Havel notes about hope, in particular, it “. . . is not the same as joy that things are going well or willingness to invest in enterprises that are obviously headed for early success, but rather an ability to work for something because it is good, not because it stands a chance to succeed.” Hope, therefore, applied to West’s reflection, is not about winning the wrestling match, because not everyone does.  It is about an orientation toward the effort, which says, this is what I must do regardless of the outcome, and I am able to define my effort, not the dis-ease that I am confronting.

Hewett’s response places both of these orientations toward living in hard times in perspective by reminding us that we need not submit to those powers that demand that our struggles be solitary efforts.

In her 1975 theological treatise, Suffering, German liberation theologian Dorothee Söelle* examines the ways that suffering can knit humans beings closer together, and can draw us more fully into the process of loving. She uses the term apatheia, “the inability to suffer,” to describe the condition in which people become “so dominated by the goal of avoiding suffering that it becomes a goal to avoid human relationships and contacts altogether.

Isolation and apathy are forms of powerlessness. Both destroy—in Söelle’s words, “We are destroyed most thoroughly by that affliction that robs us of any possibility of loving any longer. . . . The capacity we need the most [is] the capacity to keep on loving.

               If pain and suffering tempt us to become isolated and apathetic, Söelle argues, we must instead give voice to our suffering by creating “a language of lament” that might draw us into solidarity.

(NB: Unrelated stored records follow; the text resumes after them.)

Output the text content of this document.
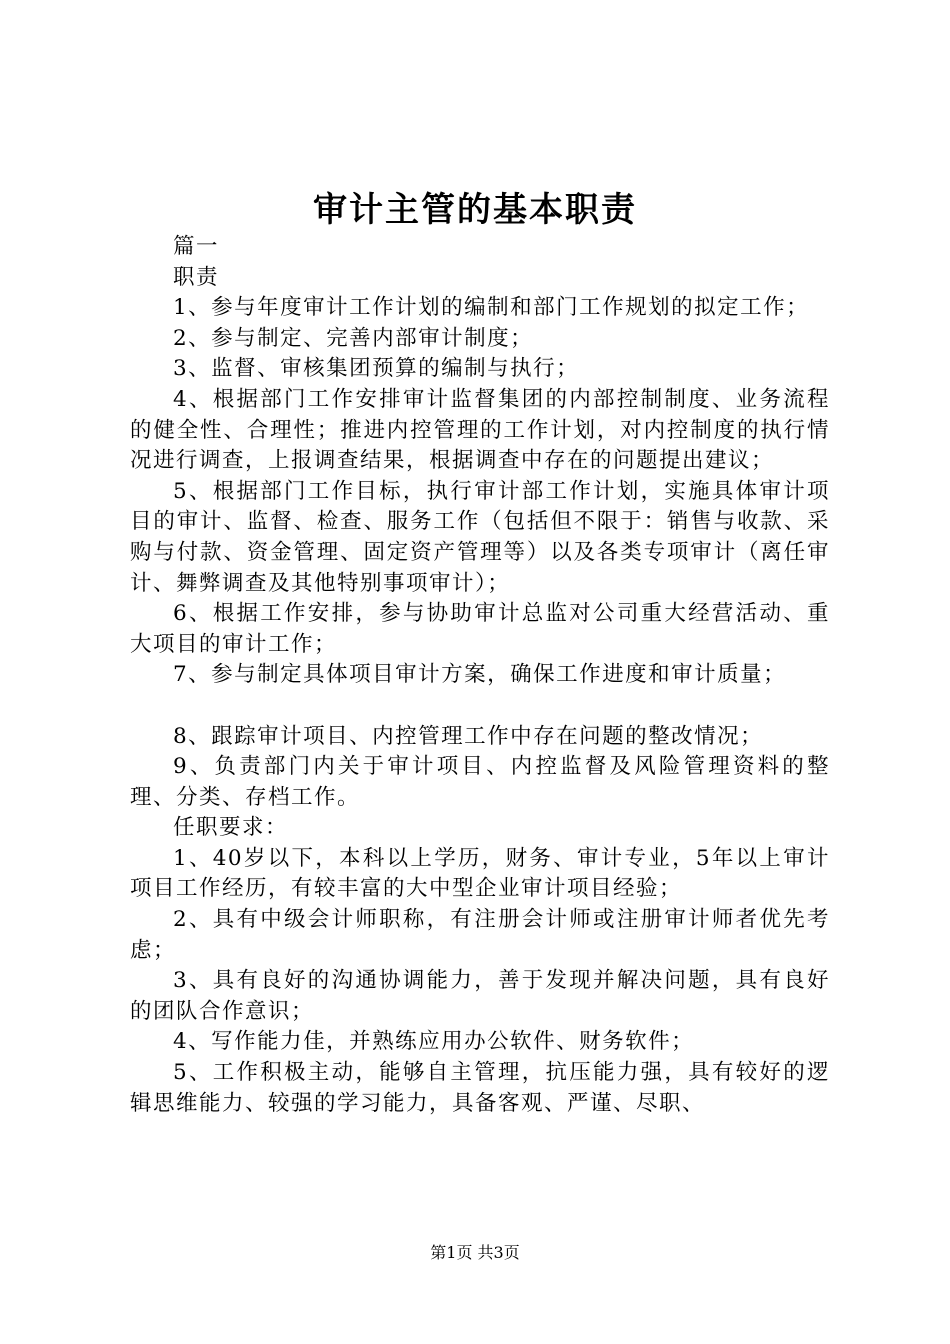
审计主管的基本职责

篇一

职责

1、参与年度审计工作计划的编制和部门工作规划的拟定工作；

2、参与制定、完善内部审计制度；

3、监督、审核集团预算的编制与执行；

4、根据部门工作安排审计监督集团的内部控制制度、业务流程的健全性、合理性；推进内控管理的工作计划，对内控制度的执行情况进行调查，上报调查结果，根据调查中存在的问题提出建议；

5、根据部门工作目标，执行审计部工作计划，实施具体审计项目的审计、监督、检查、服务工作（包括但不限于：销售与收款、采购与付款、资金管理、固定资产管理等）以及各类专项审计（离任审计、舞弊调查及其他特别事项审计）；

6、根据工作安排，参与协助审计总监对公司重大经营活动、重大项目的审计工作；

7、参与制定具体项目审计方案，确保工作进度和审计质量；

8、跟踪审计项目、内控管理工作中存在问题的整改情况；

9、负责部门内关于审计项目、内控监督及风险管理资料的整理、分类、存档工作。

任职要求：

1、40岁以下，本科以上学历，财务、审计专业，5年以上审计项目工作经历，有较丰富的大中型企业审计项目经验；

2、具有中级会计师职称，有注册会计师或注册审计师者优先考虑；

3、具有良好的沟通协调能力，善于发现并解决问题，具有良好的团队合作意识；

4、写作能力佳，并熟练应用办公软件、财务软件；

5、工作积极主动，能够自主管理，抗压能力强，具有较好的逻辑思维能力、较强的学习能力，具备客观、严谨、尽职、

第1页 共3页
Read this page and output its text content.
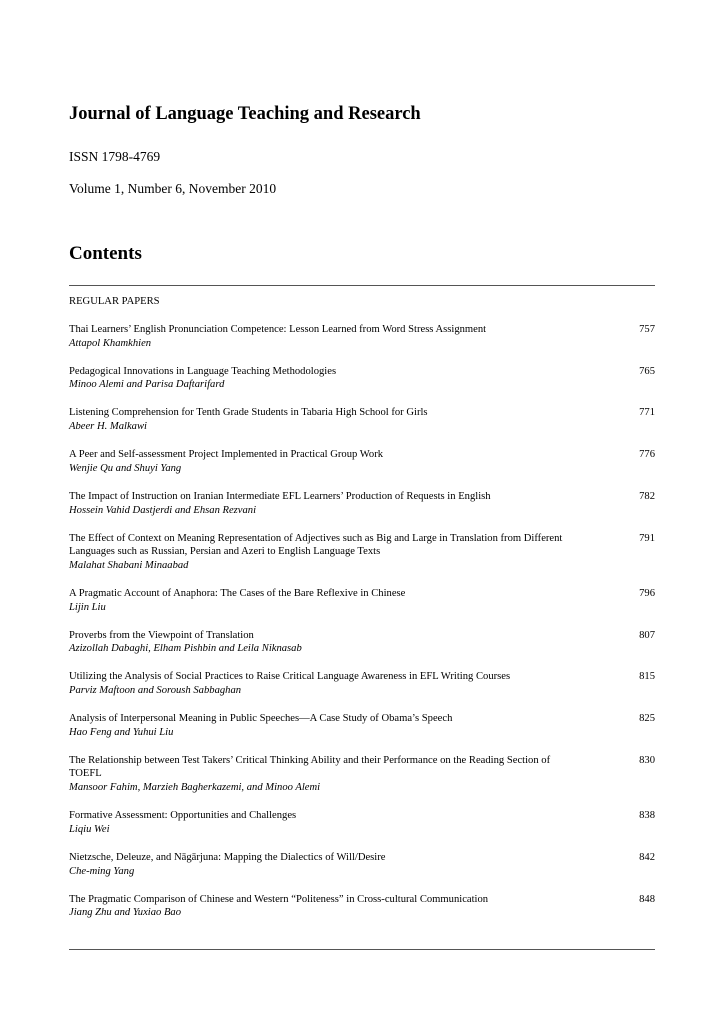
Journal of Language Teaching and Research
ISSN 1798-4769
Volume 1, Number 6, November 2010
Contents
REGULAR PAPERS
Thai Learners’ English Pronunciation Competence: Lesson Learned from Word Stress Assignment
Attapol Khamkhien
757
Pedagogical Innovations in Language Teaching Methodologies
Minoo Alemi and Parisa Daftarifard
765
Listening Comprehension for Tenth Grade Students in Tabaria High School for Girls
Abeer H. Malkawi
771
A Peer and Self-assessment Project Implemented in Practical Group Work
Wenjie Qu and Shuyi Yang
776
The Impact of Instruction on Iranian Intermediate EFL Learners’ Production of Requests in English
Hossein Vahid Dastjerdi and Ehsan Rezvani
782
The Effect of Context on Meaning Representation of Adjectives such as Big and Large in Translation from Different Languages such as Russian, Persian and Azeri to English Language Texts
Malahat Shabani Minaabad
791
A Pragmatic Account of Anaphora: The Cases of the Bare Reflexive in Chinese
Lijin Liu
796
Proverbs from the Viewpoint of Translation
Azizollah Dabaghi, Elham Pishbin and Leila Niknasab
807
Utilizing the Analysis of Social Practices to Raise Critical Language Awareness in EFL Writing Courses
Parviz Maftoon and Soroush Sabbaghan
815
Analysis of Interpersonal Meaning in Public Speeches—A Case Study of Obama’s Speech
Hao Feng and Yuhui Liu
825
The Relationship between Test Takers’ Critical Thinking Ability and their Performance on the Reading Section of TOEFL
Mansoor Fahim, Marzieh Bagherkazemi, and Minoo Alemi
830
Formative Assessment: Opportunities and Challenges
Liqiu Wei
838
Nietzsche, Deleuze, and Nāgārjuna: Mapping the Dialectics of Will/Desire
Che-ming Yang
842
The Pragmatic Comparison of Chinese and Western “Politeness” in Cross-cultural Communication
Jiang Zhu and Yuxiao Bao
848
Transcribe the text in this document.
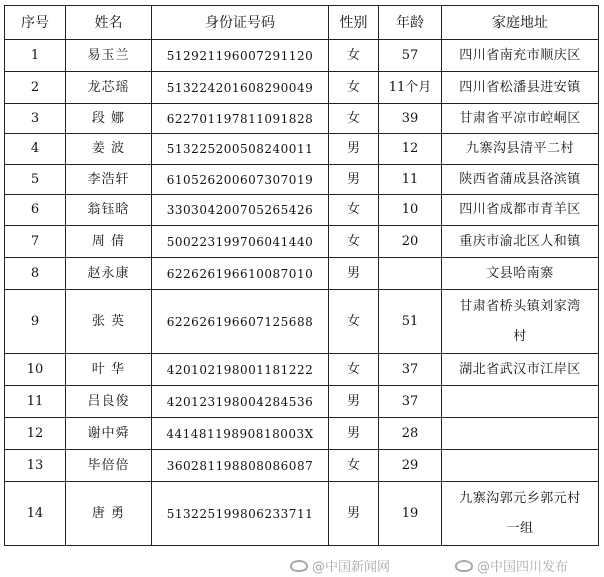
序号	姓名	身份证号码	性别	年龄	家庭地址
1	易玉兰	512921196007291120	女	57	四川省南充市顺庆区

2	龙芯瑶	513224201608290049	女	11个月	四川省松潘县进安镇

3	段 娜	622701197811091828	女	39	甘肃省平凉市崆峒区

4	姜 波	513225200508240011	男	12	九寨沟县清平二村

5	李浩轩	610526200607307019	男	11	陕西省蒲成县洛滨镇

6	翁钰晗	330304200705265426	女	10	四川省成都市青羊区

7	周 倩	500223199706041440	女	20	重庆市渝北区人和镇

8	赵永康	622626196610087010	男		文县哈南寨

9	张 英	622626196607125688	女	51	甘肃省桥头镇刘家湾
村

10	叶 华	420102198001181222	女	37	湖北省武汉市江岸区

11	吕良俊	420123198004284536	男	37	
12	谢中舜	44148119890818003X	男	28	
13	毕倍倍	360281198808086087	女	29	
14	唐 勇	513225199806233711	男	19	九寨沟郭元乡郭元村
一组
@中国新闻网	@中国四川发布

               The theology offered by Dorothee Söelle echoes that of her rough contemporary, Hannah Arendt—who was a political theorist, rather than a theologian. One of Arendt’s most well-known assertions, from her work The Origins of Totalitarianism, is that “totalitarianism is organized loneliness,” and that the seed of loneliness is isolation: “the experience of not belonging to the world at all, which is among the most radical and desperate experiences of [human beings].”

               Therefore, resisting the isolation that breeds loneliness is not just an emotional, psychological, or even spiritual act, but also a political one. The blogger and critic Maria Popova puts it this way: “Our insistence on belonging, community, and human connection is one of the greatest acts of courage and resistance in the face of oppression.”